The fly in the ointment is that the eurozone may experience a bigger economic downturn than expected. If that happens, Scottish growth could fall further than Adams predicts, since the eurozone is our biggest market.
Even with a housing market correction, Adams, who releases official forecasts next month, remains confident a full-blown recession can be avoided in Scotland.
RBS’s tough call
Unlike their US counterparts, British investors still attach a stigma to companies that dare to cut dividends or launch rights issues. CEOs who do this have traditionally been for the chop.
This week RBS’s Sir Fred Goodwin will put his investors to the test. The Paisley-born chartered accountant will seek to rebuild RBS’s capital strength either through a rights issue of up to £12 billion or through a one-third to one-half cut in the dividend – or even both. This will be harsh medicine for RBS investors, who have already seen the shares nearly half in value since March 2007.
Goodwin has done a deal with the government and the Bank of England, which have promised to take more tangible steps to ease the credit crunch in the UK on condition that bank bosses such as Goodwin make their own shareholders share some of the burden.

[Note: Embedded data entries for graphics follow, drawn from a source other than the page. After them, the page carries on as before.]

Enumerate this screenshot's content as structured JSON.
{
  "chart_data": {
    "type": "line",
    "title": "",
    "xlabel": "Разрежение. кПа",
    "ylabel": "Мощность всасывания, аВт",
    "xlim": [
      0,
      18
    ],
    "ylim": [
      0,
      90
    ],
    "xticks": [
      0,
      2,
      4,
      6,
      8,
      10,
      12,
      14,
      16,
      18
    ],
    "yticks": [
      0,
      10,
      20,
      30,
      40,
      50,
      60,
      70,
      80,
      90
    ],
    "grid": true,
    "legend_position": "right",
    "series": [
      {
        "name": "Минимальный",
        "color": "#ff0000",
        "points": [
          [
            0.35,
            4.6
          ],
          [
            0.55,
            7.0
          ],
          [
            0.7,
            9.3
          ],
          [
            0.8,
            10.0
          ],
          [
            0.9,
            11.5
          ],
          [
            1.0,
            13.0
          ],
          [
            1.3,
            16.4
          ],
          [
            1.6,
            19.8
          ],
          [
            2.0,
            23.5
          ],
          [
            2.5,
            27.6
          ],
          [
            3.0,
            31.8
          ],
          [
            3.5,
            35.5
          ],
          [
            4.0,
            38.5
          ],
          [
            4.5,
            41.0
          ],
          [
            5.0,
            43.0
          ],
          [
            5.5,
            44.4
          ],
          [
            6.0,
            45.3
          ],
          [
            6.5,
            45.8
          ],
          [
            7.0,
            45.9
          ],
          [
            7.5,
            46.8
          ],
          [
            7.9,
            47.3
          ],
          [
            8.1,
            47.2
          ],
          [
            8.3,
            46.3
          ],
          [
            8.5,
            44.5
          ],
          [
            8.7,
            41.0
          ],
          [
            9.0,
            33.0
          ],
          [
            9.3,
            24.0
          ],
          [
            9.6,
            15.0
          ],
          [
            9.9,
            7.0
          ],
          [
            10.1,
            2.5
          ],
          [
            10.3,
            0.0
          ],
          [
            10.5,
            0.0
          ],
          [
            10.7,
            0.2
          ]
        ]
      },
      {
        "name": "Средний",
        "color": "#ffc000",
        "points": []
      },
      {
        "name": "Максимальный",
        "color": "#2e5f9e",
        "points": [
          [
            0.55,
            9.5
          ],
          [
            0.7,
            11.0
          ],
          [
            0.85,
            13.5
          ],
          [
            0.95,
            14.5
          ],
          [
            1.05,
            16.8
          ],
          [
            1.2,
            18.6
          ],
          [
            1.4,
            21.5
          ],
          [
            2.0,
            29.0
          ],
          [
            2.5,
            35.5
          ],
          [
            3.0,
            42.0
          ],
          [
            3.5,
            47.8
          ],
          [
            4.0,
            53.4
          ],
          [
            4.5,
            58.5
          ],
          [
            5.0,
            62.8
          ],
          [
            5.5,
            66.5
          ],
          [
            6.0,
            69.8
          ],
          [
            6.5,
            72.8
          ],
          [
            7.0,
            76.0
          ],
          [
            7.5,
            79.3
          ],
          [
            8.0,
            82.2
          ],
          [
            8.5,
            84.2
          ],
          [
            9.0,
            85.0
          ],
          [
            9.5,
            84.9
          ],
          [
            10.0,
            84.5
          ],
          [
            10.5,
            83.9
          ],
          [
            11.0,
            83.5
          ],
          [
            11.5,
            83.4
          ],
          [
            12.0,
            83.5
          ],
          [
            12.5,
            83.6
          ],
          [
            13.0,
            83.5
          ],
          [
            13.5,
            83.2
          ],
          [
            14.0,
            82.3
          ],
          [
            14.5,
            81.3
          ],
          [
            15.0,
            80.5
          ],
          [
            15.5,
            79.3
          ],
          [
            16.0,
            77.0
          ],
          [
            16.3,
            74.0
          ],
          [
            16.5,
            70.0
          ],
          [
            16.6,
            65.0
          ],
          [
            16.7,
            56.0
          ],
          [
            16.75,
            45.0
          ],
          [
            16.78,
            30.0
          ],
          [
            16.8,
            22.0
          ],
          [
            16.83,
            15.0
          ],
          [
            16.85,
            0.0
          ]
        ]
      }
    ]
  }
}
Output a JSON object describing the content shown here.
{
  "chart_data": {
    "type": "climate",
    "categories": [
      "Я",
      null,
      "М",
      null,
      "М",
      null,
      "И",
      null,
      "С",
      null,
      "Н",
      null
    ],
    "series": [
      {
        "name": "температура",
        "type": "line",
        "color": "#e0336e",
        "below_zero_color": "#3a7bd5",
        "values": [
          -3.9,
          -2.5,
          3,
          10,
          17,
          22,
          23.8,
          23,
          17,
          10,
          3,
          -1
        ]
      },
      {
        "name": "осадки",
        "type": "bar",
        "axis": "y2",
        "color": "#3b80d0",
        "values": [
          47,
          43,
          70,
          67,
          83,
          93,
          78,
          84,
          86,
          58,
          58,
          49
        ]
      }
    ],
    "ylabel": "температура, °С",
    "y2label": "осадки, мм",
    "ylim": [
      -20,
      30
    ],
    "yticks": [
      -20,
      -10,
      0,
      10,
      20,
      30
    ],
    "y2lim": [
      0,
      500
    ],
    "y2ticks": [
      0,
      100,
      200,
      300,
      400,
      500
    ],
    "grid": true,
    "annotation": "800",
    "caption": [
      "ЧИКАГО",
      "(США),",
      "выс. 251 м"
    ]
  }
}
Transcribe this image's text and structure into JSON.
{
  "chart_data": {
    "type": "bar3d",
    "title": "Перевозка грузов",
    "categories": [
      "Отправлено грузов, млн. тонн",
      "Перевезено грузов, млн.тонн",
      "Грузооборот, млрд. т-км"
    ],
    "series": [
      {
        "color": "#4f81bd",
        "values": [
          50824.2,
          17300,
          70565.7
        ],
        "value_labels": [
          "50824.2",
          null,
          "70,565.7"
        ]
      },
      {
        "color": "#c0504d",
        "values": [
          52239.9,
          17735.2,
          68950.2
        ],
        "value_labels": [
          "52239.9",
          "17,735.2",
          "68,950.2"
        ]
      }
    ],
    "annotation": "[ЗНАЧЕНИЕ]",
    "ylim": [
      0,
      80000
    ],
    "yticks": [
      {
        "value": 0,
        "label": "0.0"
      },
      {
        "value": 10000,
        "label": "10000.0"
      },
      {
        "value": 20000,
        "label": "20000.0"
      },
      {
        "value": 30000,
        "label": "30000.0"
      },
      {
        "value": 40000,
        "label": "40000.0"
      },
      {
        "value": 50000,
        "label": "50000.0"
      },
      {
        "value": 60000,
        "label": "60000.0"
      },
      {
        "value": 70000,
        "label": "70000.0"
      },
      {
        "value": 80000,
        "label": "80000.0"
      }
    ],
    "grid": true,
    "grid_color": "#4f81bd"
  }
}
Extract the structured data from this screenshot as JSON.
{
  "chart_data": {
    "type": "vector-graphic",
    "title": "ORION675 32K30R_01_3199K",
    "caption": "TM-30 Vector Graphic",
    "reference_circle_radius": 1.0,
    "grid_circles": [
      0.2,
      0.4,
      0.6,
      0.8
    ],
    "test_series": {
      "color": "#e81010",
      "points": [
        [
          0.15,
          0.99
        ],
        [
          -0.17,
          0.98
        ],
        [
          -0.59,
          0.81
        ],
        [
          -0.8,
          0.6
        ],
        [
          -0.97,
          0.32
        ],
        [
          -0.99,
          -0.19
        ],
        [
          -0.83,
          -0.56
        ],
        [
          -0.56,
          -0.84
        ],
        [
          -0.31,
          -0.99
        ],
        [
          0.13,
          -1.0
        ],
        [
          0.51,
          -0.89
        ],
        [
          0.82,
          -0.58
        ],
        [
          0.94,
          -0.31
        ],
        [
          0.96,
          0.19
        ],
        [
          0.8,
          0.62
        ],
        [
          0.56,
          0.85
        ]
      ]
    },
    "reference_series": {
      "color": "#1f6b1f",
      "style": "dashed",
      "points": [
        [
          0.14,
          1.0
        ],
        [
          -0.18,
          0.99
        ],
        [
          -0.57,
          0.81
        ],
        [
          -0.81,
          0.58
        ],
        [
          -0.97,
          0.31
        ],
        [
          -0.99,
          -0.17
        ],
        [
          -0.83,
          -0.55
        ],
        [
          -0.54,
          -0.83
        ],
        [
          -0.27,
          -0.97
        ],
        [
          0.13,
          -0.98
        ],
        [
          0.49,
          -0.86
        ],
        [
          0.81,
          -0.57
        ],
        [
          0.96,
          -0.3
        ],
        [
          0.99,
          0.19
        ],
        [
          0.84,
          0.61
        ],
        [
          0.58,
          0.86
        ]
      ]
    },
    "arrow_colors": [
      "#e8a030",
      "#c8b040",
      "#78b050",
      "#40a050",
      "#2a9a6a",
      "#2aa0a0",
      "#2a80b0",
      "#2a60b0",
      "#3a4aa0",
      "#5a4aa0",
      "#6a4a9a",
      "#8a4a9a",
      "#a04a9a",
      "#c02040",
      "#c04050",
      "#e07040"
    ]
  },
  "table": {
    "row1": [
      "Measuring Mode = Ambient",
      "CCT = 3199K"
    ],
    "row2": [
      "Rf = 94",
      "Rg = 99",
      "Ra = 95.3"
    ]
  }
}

Goodwin hopes his plan will be regarded by shareholders as a price worth paying for more tangible government support for the banking sector. However, it remains far from clear that this — from the man who overpaid for ABN Amro even after the credit crisis started to bite — is going to wash with investors. The annual general meeting on Wednesday promises to be a pleasantly rumbustious affair.
At a warm-up event for the National Business Awards for Scotland held at Holyrood last week, Scotland and the UK were criticised for being “followers” rather than “leaders” where innovation is concerned. MSP Alex Neil, host of the event, lamented that the sums invested in R&D in Scotland are too low. To match the spend of countries such as Norway, Scotland would need to rustle up an extra £2 billion per year, he said.
One reason for the lack of funds is that whenever Scotland does lead through R&D or seems on the brink of a technology success story, it often goes pear-shaped. Shares in Wolfson Microelectronics tumbled below their 2004 flotation price following news that the Edinburgh-based chip manufacturer had been frozen out by core client Apple.
Dundee-based tech start-up Idmos collapsed last week. The company had developed a handheld device, CarieScan, which enables dentists to detect tooth decay. Sadly in the harsh commercial world, finding buyers for this sort of invention can be much harder than the boffins behind them predict.